Accade di frequente che ogni formazione politica o aggregazione si appelli ai cosiddetti “nostri valori” per evidenziare un proprio patrimonio ideale costitutivo. La mistificazione consiste nel fatto che tali presunti valori non sono i medesimi per tutti e non è nemmeno certificabile che detti valori siano tali, divenendo più che altro l’esibizione di un alto profilo morale che in realtà spesso nei fatti manca. In argomento, oggi parliamo di corruzione.

Esiste una classifica che viene redatta ogni anno, il cosiddetto Indice di Percezione della Corruzione (CPI) dell’ente Transparency International. Il CPI, che di anno in anno si affina, misura la corruzione nel settore pubblico e nella politica, segnalando quali siano i Paesi più corrotti al mondo.

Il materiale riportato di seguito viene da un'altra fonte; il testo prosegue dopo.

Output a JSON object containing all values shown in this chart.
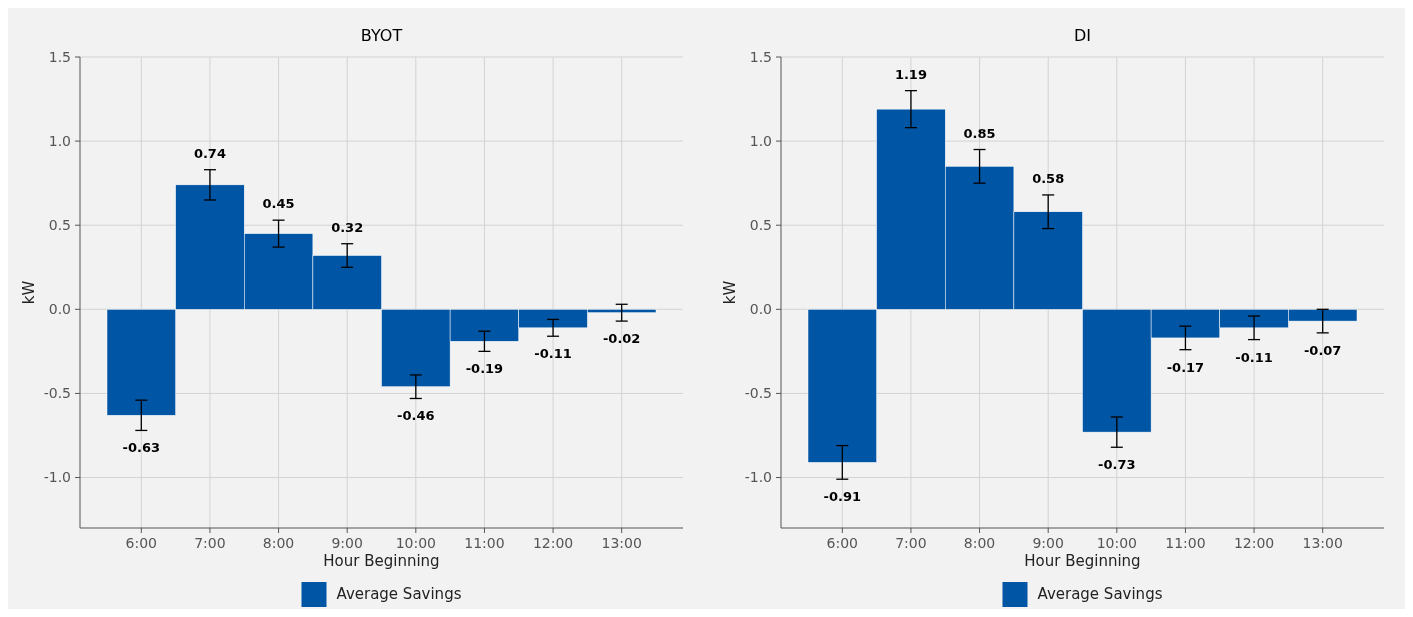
{
  "chart_data": [
    {
      "type": "bar",
      "title": "BYOT",
      "xlabel": "Hour Beginning",
      "ylabel": "kW",
      "categories": [
        "6:00",
        "7:00",
        "8:00",
        "9:00",
        "10:00",
        "11:00",
        "12:00",
        "13:00"
      ],
      "series": [
        {
          "name": "Average Savings",
          "color": "#0055a4",
          "values": [
            -0.63,
            0.74,
            0.45,
            0.32,
            -0.46,
            -0.19,
            -0.11,
            -0.02
          ],
          "errors": [
            0.09,
            0.09,
            0.08,
            0.07,
            0.07,
            0.06,
            0.05,
            0.05
          ]
        }
      ],
      "ylim": [
        -1.3,
        1.5
      ],
      "yticks": [
        {
          "value": -1,
          "label": "-1.0"
        },
        -0.5,
        {
          "value": 0,
          "label": "0.0"
        },
        0.5,
        {
          "value": 1,
          "label": "1.0"
        },
        1.5
      ],
      "grid": true,
      "legend": "bottom",
      "data_labels": true
    },
    {
      "type": "bar",
      "title": "DI",
      "xlabel": "Hour Beginning",
      "ylabel": "kW",
      "categories": [
        "6:00",
        "7:00",
        "8:00",
        "9:00",
        "10:00",
        "11:00",
        "12:00",
        "13:00"
      ],
      "series": [
        {
          "name": "Average Savings",
          "color": "#0055a4",
          "values": [
            -0.91,
            1.19,
            0.85,
            0.58,
            -0.73,
            -0.17,
            -0.11,
            -0.07
          ],
          "errors": [
            0.1,
            0.11,
            0.1,
            0.1,
            0.09,
            0.07,
            0.07,
            0.07
          ]
        }
      ],
      "ylim": [
        -1.3,
        1.5
      ],
      "yticks": [
        {
          "value": -1,
          "label": "-1.0"
        },
        -0.5,
        {
          "value": 0,
          "label": "0.0"
        },
        0.5,
        {
          "value": 1,
          "label": "1.0"
        },
        1.5
      ],
      "grid": true,
      "legend": "bottom",
      "data_labels": true
    }
  ]
}
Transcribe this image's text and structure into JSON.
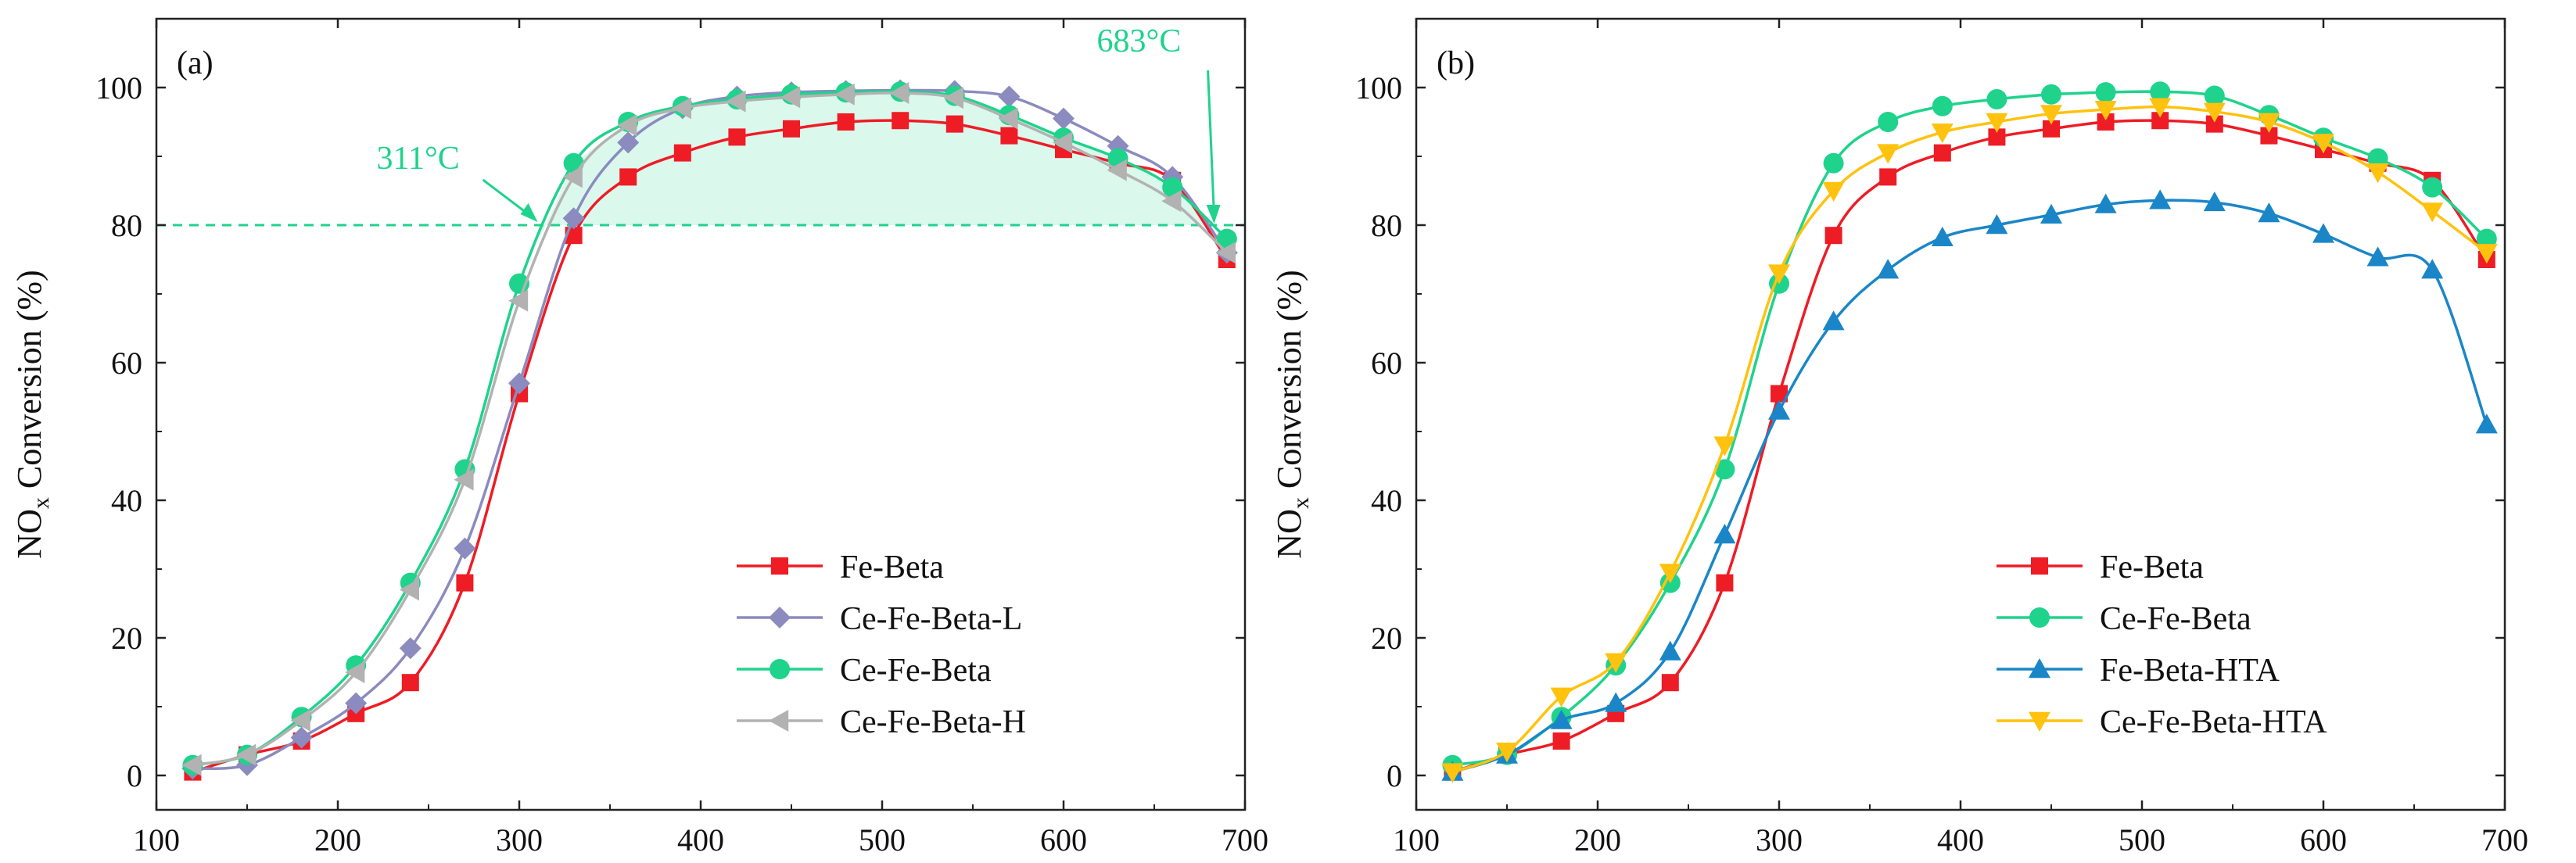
{
  "chart_data": [
    {
      "type": "line",
      "panel_label": "(a)",
      "title": "",
      "xlabel": "",
      "ylabel_main": "NO",
      "ylabel_sub": "x",
      "ylabel_rest": " Conversion (%)",
      "xlim": [
        100,
        700
      ],
      "ylim": [
        -5,
        110
      ],
      "xticks": [
        100,
        200,
        300,
        400,
        500,
        600,
        700
      ],
      "yticks": [
        0,
        20,
        40,
        60,
        80,
        100
      ],
      "legend_position": "bottom-center",
      "series": [
        {
          "name": "Fe-Beta",
          "color": "#ee1c25",
          "marker": "square",
          "x": [
            120,
            150,
            180,
            210,
            240,
            270,
            300,
            330,
            360,
            390,
            420,
            450,
            480,
            510,
            540,
            570,
            600,
            630,
            660,
            690
          ],
          "y": [
            0.5,
            3,
            5,
            9,
            13.5,
            28,
            55.5,
            78.5,
            87,
            90.5,
            92.8,
            94,
            95,
            95.2,
            94.7,
            93,
            91,
            89,
            86.5,
            75
          ]
        },
        {
          "name": "Ce-Fe-Beta-L",
          "color": "#8b8bbf",
          "marker": "diamond",
          "x": [
            120,
            150,
            180,
            210,
            240,
            270,
            300,
            330,
            360,
            390,
            420,
            450,
            480,
            510,
            540,
            570,
            600,
            630,
            660,
            690
          ],
          "y": [
            1,
            1.5,
            5.5,
            10.5,
            18.5,
            33,
            57,
            81,
            92,
            97,
            98.7,
            99.3,
            99.5,
            99.6,
            99.5,
            98.7,
            95.5,
            91.5,
            87,
            76
          ]
        },
        {
          "name": "Ce-Fe-Beta",
          "color": "#1fd38c",
          "marker": "circle",
          "x": [
            120,
            150,
            180,
            210,
            240,
            270,
            300,
            330,
            360,
            390,
            420,
            450,
            480,
            510,
            540,
            570,
            600,
            630,
            660,
            690
          ],
          "y": [
            1.5,
            3,
            8.5,
            16,
            28,
            44.5,
            71.5,
            89,
            95,
            97.3,
            98.3,
            99,
            99.3,
            99.4,
            98.8,
            96,
            92.7,
            89.7,
            85.5,
            78
          ]
        },
        {
          "name": "Ce-Fe-Beta-H",
          "color": "#b2b2b2",
          "marker": "triangle-left",
          "x": [
            120,
            150,
            180,
            210,
            240,
            270,
            300,
            330,
            360,
            390,
            420,
            450,
            480,
            510,
            540,
            570,
            600,
            630,
            660,
            690
          ],
          "y": [
            1.5,
            3,
            8,
            15,
            27,
            43,
            69,
            87,
            94.5,
            97,
            98,
            98.6,
            99,
            99.2,
            98.5,
            95.5,
            92,
            88,
            83.5,
            76
          ]
        }
      ],
      "threshold_y": 80,
      "annotations": [
        {
          "text": "311°C",
          "x": 311,
          "y": 80
        },
        {
          "text": "683°C",
          "x": 683,
          "y": 80
        }
      ],
      "annotation_color": "#1fd38c"
    },
    {
      "type": "line",
      "panel_label": "(b)",
      "title": "",
      "xlabel": "",
      "ylabel_main": "NO",
      "ylabel_sub": "x",
      "ylabel_rest": " Conversion (%)",
      "xlim": [
        100,
        700
      ],
      "ylim": [
        -5,
        110
      ],
      "xticks": [
        100,
        200,
        300,
        400,
        500,
        600,
        700
      ],
      "yticks": [
        0,
        20,
        40,
        60,
        80,
        100
      ],
      "legend_position": "bottom-center",
      "series": [
        {
          "name": "Fe-Beta",
          "color": "#ee1c25",
          "marker": "square",
          "x": [
            120,
            150,
            180,
            210,
            240,
            270,
            300,
            330,
            360,
            390,
            420,
            450,
            480,
            510,
            540,
            570,
            600,
            630,
            660,
            690
          ],
          "y": [
            0.5,
            3,
            5,
            9,
            13.5,
            28,
            55.5,
            78.5,
            87,
            90.5,
            92.8,
            94,
            95,
            95.2,
            94.7,
            93,
            91,
            89,
            86.5,
            75
          ]
        },
        {
          "name": "Ce-Fe-Beta",
          "color": "#1fd38c",
          "marker": "circle",
          "x": [
            120,
            150,
            180,
            210,
            240,
            270,
            300,
            330,
            360,
            390,
            420,
            450,
            480,
            510,
            540,
            570,
            600,
            630,
            660,
            690
          ],
          "y": [
            1.5,
            3,
            8.5,
            16,
            28,
            44.5,
            71.5,
            89,
            95,
            97.3,
            98.3,
            99,
            99.3,
            99.4,
            98.8,
            96,
            92.7,
            89.7,
            85.5,
            78
          ]
        },
        {
          "name": "Fe-Beta-HTA",
          "color": "#1a86c7",
          "marker": "triangle-up",
          "x": [
            120,
            150,
            180,
            210,
            240,
            270,
            300,
            330,
            360,
            390,
            420,
            450,
            480,
            510,
            540,
            570,
            600,
            630,
            660,
            690
          ],
          "y": [
            0.5,
            3,
            8,
            10.5,
            18,
            35,
            53,
            66,
            73.5,
            78.2,
            80,
            81.5,
            83,
            83.6,
            83.3,
            81.7,
            78.7,
            75.3,
            73.5,
            51
          ]
        },
        {
          "name": "Ce-Fe-Beta-HTA",
          "color": "#ffc20e",
          "marker": "triangle-down",
          "x": [
            120,
            150,
            180,
            210,
            240,
            270,
            300,
            330,
            360,
            390,
            420,
            450,
            480,
            510,
            540,
            570,
            600,
            630,
            660,
            690
          ],
          "y": [
            0.5,
            3.5,
            11.5,
            16.5,
            29.5,
            48,
            73,
            85,
            90.5,
            93.5,
            95,
            96.2,
            96.8,
            97.2,
            96.5,
            95,
            92,
            87.7,
            82,
            76
          ]
        }
      ]
    }
  ]
}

Comparando i dati di 175 stati, l’Italia, da dieci anni almeno, risulta il paese più corrotto in Europa occidentale, con 56 punti (è al 42°posto in classifica generale). La media europea si colloca a 64 punti, con le eccellenze rappresentate dai soliti paesi nordici, ma anche dalla Germania, che vanno oltre gli 80 punti.

Fin qui la statistica. Ma i numeri e la classifica sono solamente la sintesi di una situazione di degrado che ha radici profonde e lontane: del resto proprio dal Belpaese abbiamo esportato il prodotto più riconosciuto che non è né la pizza né la fashion, ma la mafia. Non sono lontani i tempi in cui essa stessa si ammantava persino, come presunto valore, addirittura di una propria specifica moralità, quale garante di una giurisdizione in territori dove lo stato era per lo più latitante. Targate o meno con le etichette ufficiali mafiose o ‘ndranghetiste, le cronache dimostrano che imperversano anche nel Veneto organizzazioni molto introdotte, protese a rodere una montagna di danaro ogni anno, specie quello pubblico, e minano le basi democratiche su cui si reggono le istituzioni.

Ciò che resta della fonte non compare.